Pero ser importante no es suficiente para que se lleve a cabo, ni mucho menos. Ser importante es necesario, sin duda, pero este paso adelante no se terminará de dar si no se está. Y no se estará si no se actúa de forma coordinada, estratégica, transparente y decidida para lograr que todas estas cuestiones, que multitud de voces consideran fundamentales, formen parte de la agenda pública a corto y medio plazo. Si no se ejerce, en definitiva, una actividad de lobby profesional, ética y rigurosa.

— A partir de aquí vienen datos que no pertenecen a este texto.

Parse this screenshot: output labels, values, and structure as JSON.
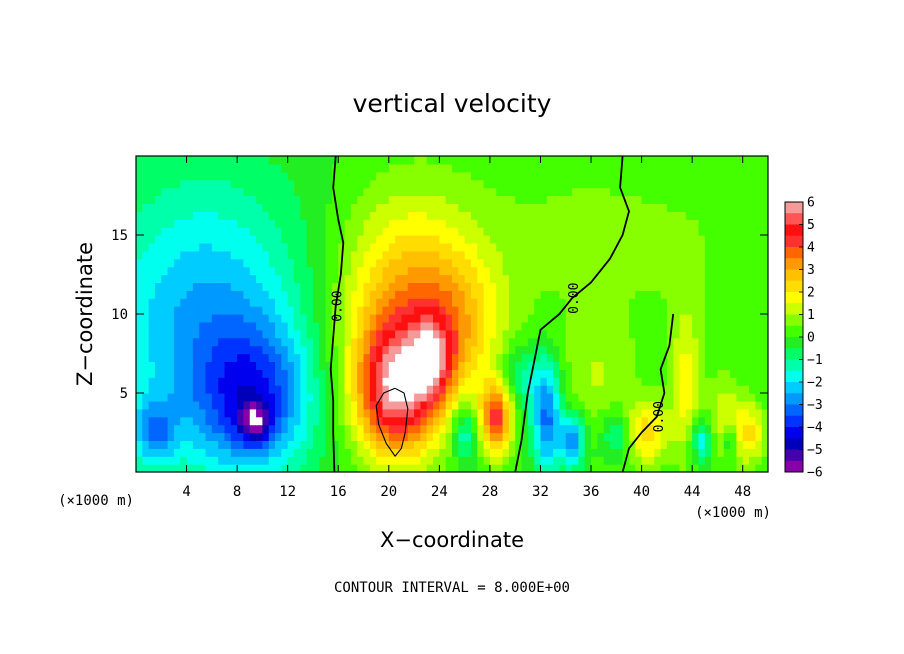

Una actividad cuyo potencial transformador no ha pasado desapercibido en centros de tomas de decisiones como Washington o Bruselas, donde los recursos destinados a esta actividad incrementan de forma exponencial y su legitimidad y utilidad están fuera de todo cuestionamiento. Google, por ejemplo, dedicó en 2018 alrededor cinco millones de euros a representación de intereses ante la Unión Europea, si bien la cifra es sensiblemente menor que los cerca de veinte que destinó en Washington. Porque para las empresas tecnológicas es hoy más necesario que nunca dejar de hablar únicamente del largo plazo. Y ese acortamiento de tiempos no se producirá sin ese lobby al que me refería, que permita a los diferentes actores sumar su experiencia y visión de futuro a la receta regulatoria que elabore, bien el Gobierno, bien el Parlamento. De esa normativa dependerá en gran medida no solo su futuro como compañía, sino el progreso digital de la ciudadanía y el futuro de España como país a la cabeza de la transformación digital. Y para ello resulta imprescindible dotar a los decisores políticos de las herramientas necesarias para legislar en favor de todos, de primera mano y con la apertura de miras que requieren los desafíos de nuestro tiempo. Ser y estar.